Plaintiff is correct that in the case the court discussed, J & J Sports Prods., Inc. v. Vazquez, 11-5448-SC, 2012 WL 3025916 (N.D. Cal. July 24, 2012), there was additional evidence that a third party had ordered the program on a television and brought that television to the establishment where it was displayed, whereas here the Program was displayed on the televisions owned by Miners Ranch Saloon. But the fact remains that there was no evidence that defendant exhibited the Program for commercial or personal advantage. Section 605(e)(3)(C)(ii) requires that the exhibition of the unauthorized broadcast be both willful and "for purposes of direct or indirect commercial advantage or financial gain." 47 U.S.C. § 605(e)(3)(C)(ii). The undisputed fact before the court was that on the night of the unauthorized broadcast, there was no increase in Miners Ranch Saloon's sales or revenue compared to similar days in the same time period. (See June 5, 2013 Order at 16:1-3.) There was also no evidence that the establishment charged a cover, increased food or beverage prices, or in any way advertised exhibition of the Program. (See id. at 14:16-18, 16:1-3.)

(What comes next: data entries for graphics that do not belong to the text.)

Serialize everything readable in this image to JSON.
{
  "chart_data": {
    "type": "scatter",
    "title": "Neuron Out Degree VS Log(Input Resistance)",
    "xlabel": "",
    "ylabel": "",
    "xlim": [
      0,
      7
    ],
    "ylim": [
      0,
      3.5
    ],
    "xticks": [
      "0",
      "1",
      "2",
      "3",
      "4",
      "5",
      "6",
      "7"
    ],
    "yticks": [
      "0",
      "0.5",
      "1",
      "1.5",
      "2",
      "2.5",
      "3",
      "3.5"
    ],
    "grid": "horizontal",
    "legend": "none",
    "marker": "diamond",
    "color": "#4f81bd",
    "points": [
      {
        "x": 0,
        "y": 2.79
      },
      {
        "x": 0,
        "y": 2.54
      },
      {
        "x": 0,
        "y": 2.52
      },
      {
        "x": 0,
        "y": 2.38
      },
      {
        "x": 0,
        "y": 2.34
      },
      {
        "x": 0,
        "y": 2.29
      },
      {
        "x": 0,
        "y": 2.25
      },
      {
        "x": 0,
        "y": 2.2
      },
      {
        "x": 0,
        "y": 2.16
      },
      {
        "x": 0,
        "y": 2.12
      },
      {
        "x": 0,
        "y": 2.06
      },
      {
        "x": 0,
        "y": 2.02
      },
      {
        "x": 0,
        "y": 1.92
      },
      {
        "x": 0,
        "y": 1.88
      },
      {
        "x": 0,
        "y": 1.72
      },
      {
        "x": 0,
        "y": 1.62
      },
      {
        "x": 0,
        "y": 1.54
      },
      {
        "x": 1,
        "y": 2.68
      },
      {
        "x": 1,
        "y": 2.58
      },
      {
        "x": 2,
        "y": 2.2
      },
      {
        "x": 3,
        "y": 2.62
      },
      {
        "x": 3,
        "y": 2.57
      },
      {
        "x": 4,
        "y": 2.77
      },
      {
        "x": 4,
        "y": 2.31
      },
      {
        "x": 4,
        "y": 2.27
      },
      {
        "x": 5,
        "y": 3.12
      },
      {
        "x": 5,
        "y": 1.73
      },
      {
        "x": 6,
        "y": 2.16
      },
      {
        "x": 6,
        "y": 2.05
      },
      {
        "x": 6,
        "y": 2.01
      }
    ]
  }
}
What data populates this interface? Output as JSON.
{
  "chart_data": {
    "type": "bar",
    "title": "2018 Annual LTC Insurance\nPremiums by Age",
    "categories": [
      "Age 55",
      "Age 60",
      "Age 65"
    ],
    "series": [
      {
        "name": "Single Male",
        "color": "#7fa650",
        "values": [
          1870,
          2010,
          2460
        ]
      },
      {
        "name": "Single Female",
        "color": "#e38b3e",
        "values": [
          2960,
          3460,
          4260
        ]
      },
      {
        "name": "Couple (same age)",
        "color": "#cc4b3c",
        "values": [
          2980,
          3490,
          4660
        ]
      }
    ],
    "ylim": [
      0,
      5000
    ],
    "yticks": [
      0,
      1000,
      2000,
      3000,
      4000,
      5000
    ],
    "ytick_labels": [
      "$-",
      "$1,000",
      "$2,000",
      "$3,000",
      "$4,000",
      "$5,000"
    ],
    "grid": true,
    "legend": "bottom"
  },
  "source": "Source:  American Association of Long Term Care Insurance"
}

Plaintiff's motion is no more than a regurgitation of arguments previously rejected in this court's Order. The court's determination that plaintiff was not entitled to enhanced statutory damages was not error. Just because plaintiff disagrees with this court's decision is no reason for the court to alter or modify it.

IT IS THEREFORE ORDERED that judgment be entered in accordance with the court's June 5, 2013 Order;

AND IT IS FURTHER ORDERED that plaintiff's motion to alter or amend that judgment be, and the same hereby is, DENIED.